The Virginia Campground Association (VCA) is highlighting artificial intelligence (AI) trip planning trends for campground owners, citing new The Dyrt data showing growing awareness but limited use. 

The report finds 33.6% of campers trust AI to recommend a campground, 10.3% have used it, and 9.7% plan to try it in 2026, underscoring a gap between interest and adoption.

Even with low adoption, the association says campground discovery is shifting. AI tools differ from search engines by aggregating information from websites, directories, and reviews to generate recommendations, increasing the importance of consistent and accurate online listings.

AI systems prioritize clear, consistent, specific information. They favor plain-language descriptions identifying who the campground serves, where it is located, and what it offers, along with consistent listings across websites and directories and explicit amenity and accommodation details.

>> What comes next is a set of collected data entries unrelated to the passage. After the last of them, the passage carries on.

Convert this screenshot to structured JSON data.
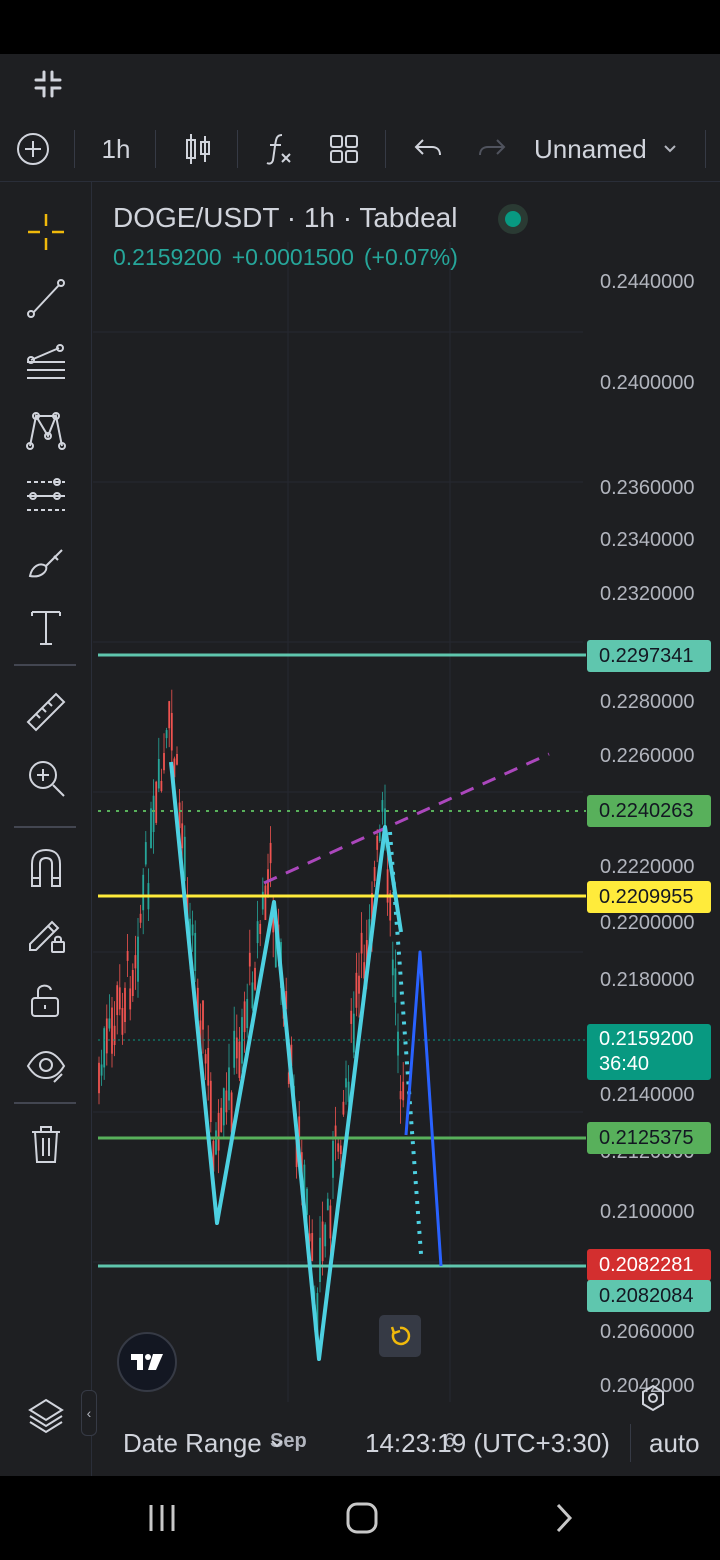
{
  "toolbar": {
    "interval": "1h",
    "layout_name": "Unnamed"
  },
  "legend": {
    "symbol_line": "DOGE/USDT · 1h · Tabdeal",
    "last_price": "0.2159200",
    "change": "+0.0001500",
    "change_pct": "(+0.07%)",
    "status_color": "#089981"
  },
  "price_axis": {
    "ticks": [
      "0.2440000",
      "0.2400000",
      "0.2360000",
      "0.2340000",
      "0.2320000",
      "0.2280000",
      "0.2260000",
      "0.2220000",
      "0.2200000",
      "0.2180000",
      "0.2140000",
      "0.2120000",
      "0.2100000",
      "0.2060000",
      "0.2042000"
    ],
    "tags": [
      {
        "text": "0.2297341",
        "bg": "#5fc6ae",
        "fg": "#131722"
      },
      {
        "text": "0.2240263",
        "bg": "#58b05b",
        "fg": "#131722"
      },
      {
        "text": "0.2209955",
        "bg": "#ffeb3b",
        "fg": "#131722"
      },
      {
        "text": "0.2159200",
        "text2": "36:40",
        "bg": "#089981",
        "fg": "#ffffff"
      },
      {
        "text": "0.2125375",
        "bg": "#58b05b",
        "fg": "#131722"
      },
      {
        "text": "0.2082281",
        "bg": "#d32f2f",
        "fg": "#ffffff"
      },
      {
        "text": "0.2082084",
        "bg": "#5fc6ae",
        "fg": "#131722"
      }
    ]
  },
  "time_axis": {
    "labels": [
      "Sep",
      "6"
    ]
  },
  "bottom_bar": {
    "date_range": "Date Range",
    "clock": "14:23:19 (UTC+3:30)",
    "auto": "auto"
  },
  "colors": {
    "background": "#1e1f22",
    "up_candle": "#26a69a",
    "down_candle": "#ef5350",
    "pattern_line": "#4dd0e1",
    "projection_line": "#2962ff",
    "trend_dashed": "#ab47bc",
    "crosshair_accent": "#f0b90b"
  }
}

According to the announcement, the systems struggle with vague marketing language, outdated or missing information, and inconsistent listings across platforms, all of which can reduce how accurately a campground is represented in AI-generated recommendations.

The association says operators do not need a full marketing overhaul. It recommends tightening listing basics, clearly defining target guests such as overnight, seasonal, or family-focused travelers, ensuring consistency across websites and directories, and using specific search-style language like “full-hookup RV sites near Smith Mountain Lake” or “quiet campground in the Blue Ridge Mountains.”

It encourages keeping listings current and prompting guest reviews and photos, which AI tools often use to assess relevance and credibility.

An Insider Perks pricing report also analyzed more than 600,000 pricing data points from over 2,100 campgrounds across 48 states. It found median RV site rates of about $60 to $70 per night, with many stays under $80, and wide variation driven by accommodation type and amenities, including cabins, glamping units, waterfront access, hookups, pools, and dog parks.

“This is a national benchmark—not Virginia-specific pricing—but it reinforces something many of you already know: not all campgrounds operate in the same market. Product mix, amenities, and location all play a major role in where you fall on the pricing spectrum,” the association states.